Bajo la supervisión de los hermanos Duffer, creadores de Stranger Things, ahora trean a la pantalla chica Stranger Things: Relatos del 85, la cual expandirá aún más la franquicia en formato animado.
Y es que Stranger Things es uno de los mayores éxitos de Netflix y gira en torno a un grupo de jóvenes aficionados a D&D que descubren monstruos acechando en su propia ciudad.
La serie de animación de los hermanos Duffer es la primera expansión de un universo que no dejará de crecer, y es que el cosmos de Hawkins no ha cerrado sus puertas del todo.
Pese a la despedida de la serie principal, los hermanos Duffer regresan con Stranger Things: Relatos del 85, un spin-off animado de 10 episodios disponibles en Netflix.

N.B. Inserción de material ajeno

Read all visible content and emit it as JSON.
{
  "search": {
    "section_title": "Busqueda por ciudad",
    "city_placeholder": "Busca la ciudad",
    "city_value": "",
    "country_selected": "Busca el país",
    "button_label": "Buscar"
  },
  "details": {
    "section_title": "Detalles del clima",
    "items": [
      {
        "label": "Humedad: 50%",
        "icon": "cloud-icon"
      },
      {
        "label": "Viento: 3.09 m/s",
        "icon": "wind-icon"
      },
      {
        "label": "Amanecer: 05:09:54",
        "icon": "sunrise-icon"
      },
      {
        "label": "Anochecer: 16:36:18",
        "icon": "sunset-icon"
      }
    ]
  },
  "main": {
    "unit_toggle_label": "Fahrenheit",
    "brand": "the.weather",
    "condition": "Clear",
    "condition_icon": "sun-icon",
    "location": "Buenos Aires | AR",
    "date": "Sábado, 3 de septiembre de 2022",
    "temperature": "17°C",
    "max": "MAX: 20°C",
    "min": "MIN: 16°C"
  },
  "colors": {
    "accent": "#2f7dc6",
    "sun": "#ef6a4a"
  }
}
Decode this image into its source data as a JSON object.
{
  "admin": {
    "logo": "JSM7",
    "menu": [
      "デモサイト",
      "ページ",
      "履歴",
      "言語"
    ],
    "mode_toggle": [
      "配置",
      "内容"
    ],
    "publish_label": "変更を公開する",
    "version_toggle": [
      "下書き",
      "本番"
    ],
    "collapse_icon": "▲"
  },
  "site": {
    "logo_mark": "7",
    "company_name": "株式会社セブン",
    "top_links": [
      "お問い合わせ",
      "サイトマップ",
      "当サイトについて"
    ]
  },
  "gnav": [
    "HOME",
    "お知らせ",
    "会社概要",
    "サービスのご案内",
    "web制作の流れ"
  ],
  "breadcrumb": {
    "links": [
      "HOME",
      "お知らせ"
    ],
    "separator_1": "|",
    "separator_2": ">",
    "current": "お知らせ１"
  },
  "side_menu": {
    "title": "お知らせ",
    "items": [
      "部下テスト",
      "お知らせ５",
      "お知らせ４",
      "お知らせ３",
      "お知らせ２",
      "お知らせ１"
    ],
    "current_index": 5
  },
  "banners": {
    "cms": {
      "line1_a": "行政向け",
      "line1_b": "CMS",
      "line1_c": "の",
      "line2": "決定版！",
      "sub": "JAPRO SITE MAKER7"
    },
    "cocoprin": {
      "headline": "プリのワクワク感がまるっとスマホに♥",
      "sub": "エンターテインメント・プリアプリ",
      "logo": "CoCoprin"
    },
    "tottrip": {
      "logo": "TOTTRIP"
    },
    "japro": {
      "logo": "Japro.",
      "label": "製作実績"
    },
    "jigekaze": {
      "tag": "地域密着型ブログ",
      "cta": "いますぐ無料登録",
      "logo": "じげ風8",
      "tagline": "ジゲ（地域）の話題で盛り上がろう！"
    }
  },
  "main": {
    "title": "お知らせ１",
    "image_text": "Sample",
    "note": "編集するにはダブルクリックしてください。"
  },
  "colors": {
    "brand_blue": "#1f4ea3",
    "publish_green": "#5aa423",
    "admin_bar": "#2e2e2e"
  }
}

Lo hacen ocupando un hueco muy concreto en la cronología: el invierno de 1985, ese intervalo tranquilo entre el final de la segunda temporada y la batalla del centro comercial Starcourt que brinda el inicio de la tercera.
Un período breve pero cargado de tensión latente que la serie original apenas rozó, las caras conocidas vuelven, aunque sin los actores que las hicieron famosas.
Millie Bobby Brown, Winona Ryder, David Harbour y el resto del reparto original no han prestado su voz a esta producción animada, que cuenta con un elenco completamente nuevo. Once, Will, Mike, Hopper, Lucas, Max, todos están, pero con una identidad sonora distinta.

Dentro de esta nueva aventura animada, la pandilla de Hawkins aparece en un momento de respiro forzado: los traumas de la segunda temporada siguen frescos, especialmente para Will, que aún no ha terminado de sacudirse la influencia del Mundo del revés.
La calma se rompe cuando una criatura desconocida aparece en el pueblo y Once tiene que intervenir para salvar a Nikki Baxter, una chica nueva que se incorpora al grupo como personaje original de la serie.
Su incapacidad para aceptar que todo ha terminado le lleva a fundar el Hawkins Investigators Club, un intento de seguir vigilando lo que pueda estar gestándose en las sombras.
Y no se equivoca, el Laboratorio Nacional vuelve a activarse, y con él aparecen criaturas nunca vistas, desde zombis de calabaza hasta organismos de apariencia vegetal.

Todo ello envuelto en una estética que rinde tributo a los dibujos animados de los sábados por la mañana de los años 80, con una paleta más luminosa y un tono más accesible que el de la ficción original. Una propuesta pensada tanto para los fans de siempre como para quienes se acercan a la franquicia por primera vez.